W produkcji, którą wyreżyserował Jan Dybus, pojawił się wątek konfliktu z Lewandowskim.
Na początku ich karier Roberta i Kubę łączyła głęboka przyjaźń. Gdy Lewandowski w 2010 roku przeszedł do Borussii Dortmund, Błaszczykowski nie tylko pomógł mu odnaleźć się w nowym otoczeniu, ale i był dla niego wsparciem. Wspólne świętowanie i dzielenie dachu na pewien czas scementowało ich relację, która później przekształciła się w sąsiedztwo.
Niemniej, ich drogi zaczęły się rozchodzić, kiedy media zaczęły donosić o braku wsparcia Błaszczykowskiego dla Lewandowskiego po incydencie z Lucasem Barriosem z Borussii. Następnie, jako kapitan reprezentacji, Błaszczykowski miał wpłynąć na decyzję o nieudzielaniu przez Lewandowskiego wywiadu dla "Gazety Wyborczej" odnośnie skandalu z Euro 2012, który miał dotyczyć "uciech" piłkarzy z dziewczynami do towarzystwa.
Dodatkowo różnica zdań w kwestii wyboru Jerzego Brzęczka na selekcjonera narodowej drużyny miała pogłębić tylko nieporozumienia między nimi. "Tam nawet była sytuacja, że prawie się pobili na jakimś treningu w Dortmundzie" – mówił były agent Lewandowskiego, Cezary Kucharski.
W dokumencie "Kuba", Robert otworzył się na temat początków swojej przygody w Niemczech, podkreślając, jak ważne było dla niego wsparcie Błaszczykowskiego oraz Piszczka. Zapytany o podłoże spięcia z Kubą, przyznał, że nie jest w stanie jednoznacznie określić przyczyn.

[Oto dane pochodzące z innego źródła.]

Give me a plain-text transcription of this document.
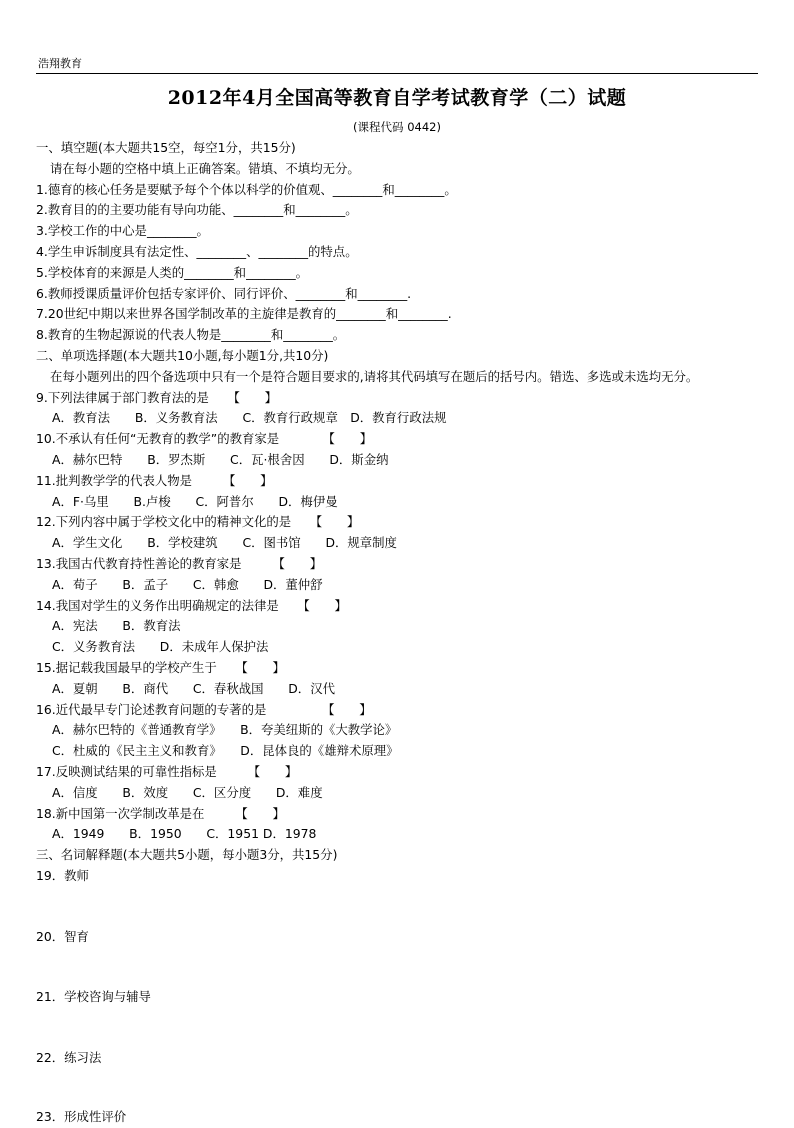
浩翔教育
2012年4月全国高等教育自学考试教育学（二）试题
(课程代码 0442)
一、填空题(本大题共15空，每空1分，共15分)
请在每小题的空格中填上正确答案。错填、不填均无分。
1.德育的核心任务是要赋予每个个体以科学的价值观、________和________。
2.教育目的的主要功能有导向功能、________和________。
3.学校工作的中心是________。
4.学生申诉制度具有法定性、________、________的特点。
5.学校体育的来源是人类的________和________。
6.教师授课质量评价包括专家评价、同行评价、________和________.
7.20世纪中期以来世界各国学制改革的主旋律是教育的________和________.
8.教育的生物起源说的代表人物是________和________。
二、单项选择题(本大题共10小题,每小题1分,共10分)
在每小题列出的四个备选项中只有一个是符合题目要求的,请将其代码填写在题后的括号内。错选、多选或未选均无分。
9.下列法律属于部门教育法的是　　【　　】
A．教育法　　B．义务教育法　　C．教育行政规章　D．教育行政法规
10.不承认有任何“无教育的教学”的教育家是　　　　【　　】
A．赫尔巴特　　B．罗杰斯　　C．瓦·根舍因　　D．斯金纳
11.批判教学学的代表人物是　　　【　　】
A．F·乌里　　B.卢梭　　C．阿普尔　　D．梅伊曼
12.下列内容中属于学校文化中的精神文化的是　　【　　】
A．学生文化　　B．学校建筑　　C．图书馆　　D．规章制度
13.我国古代教育持性善论的教育家是　　　【　　】
A．荀子　　B．孟子　　C．韩愈　　D．董仲舒
14.我国对学生的义务作出明确规定的法律是　　【　　】
A．宪法　　B．教育法
C．义务教育法　　D．未成年人保护法
15.据记载我国最早的学校产生于　　【　　】
A．夏朝　　B．商代　　C．春秋战国　　D．汉代
16.近代最早专门论述教育问题的专著的是　　　　　【　　】
A．赫尔巴特的《普通教育学》　　B．夸美纽斯的《大教学论》
C．杜威的《民主主义和教育》　　D．昆体良的《雄辩术原理》
17.反映测试结果的可靠性指标是　　　【　　】
A．信度　　B．效度　　C．区分度　　D．难度
18.新中国第一次学制改革是在　　　【　　】
A．1949　　B．1950　　C．1951 D．1978
三、名词解释题(本大题共5小题，每小题3分，共15分)
19．教师
20．智育
21．学校咨询与辅导
22．练习法
23．形成性评价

– Przez pierwsze tygodnie i miesiące Kuba i Łukasz Piszczek bardzo mi pomagali. Nie znałem języka, nie wiedziałem też, jak się czasami zachowywać. Jeździliśmy razem na treningi, na kadrę. I to jest z mojej strony trochę dziwne i niezręczne, bo wiem, że nasze drogi się zaczęły rozchodzić. Zawsze było zagadką, znakiem zapytania, że nie jestem w stanie powiedzieć, o co się pokłóciliśmy - nie, my się nie pokłóciliśmy – powiedział.
"Lewy" zaznaczył, że "mógł popełnić błędy, bo był młody i może nie doceniał pewnych rzeczy, które dzisiaj by docenił".
Błaszczykowski zwrócił zaś uwagę na kilka mniejszych kwestii, które złożyły się w większą całość, prowadząc do rozpadu jego przyjaźni z Robertem. Jednakże podkreślił, że niezależnie od ich osobistych różnic, na boisku zawsze zachowywali profesjonalizm, dając z siebie wszystko.
– Tam nie było większych kłótni, natomiast te drogi się rozeszły. Myślę, że wtedy nie byliśmy na tyle dojrzali, by załatwić to tak, jak należy. Można powiedzieć, że ego jednego i drugiego było za wysokie – przyznał.
Łukasz Piszczek również podzielił się swoimi przemyśleniami na temat ich konfliktu, przypisując go "młodzieńczym ambicjom", gdzie każdy, pragnąc udowodnić swoją dominację, starał się wykazać, że jest lepszy w pewnych aspektach.
– Gdybyśmy się teraz spotkali gdzieś na kawie czy piwie, bez problemu byśmy się dogadali – stwierdził.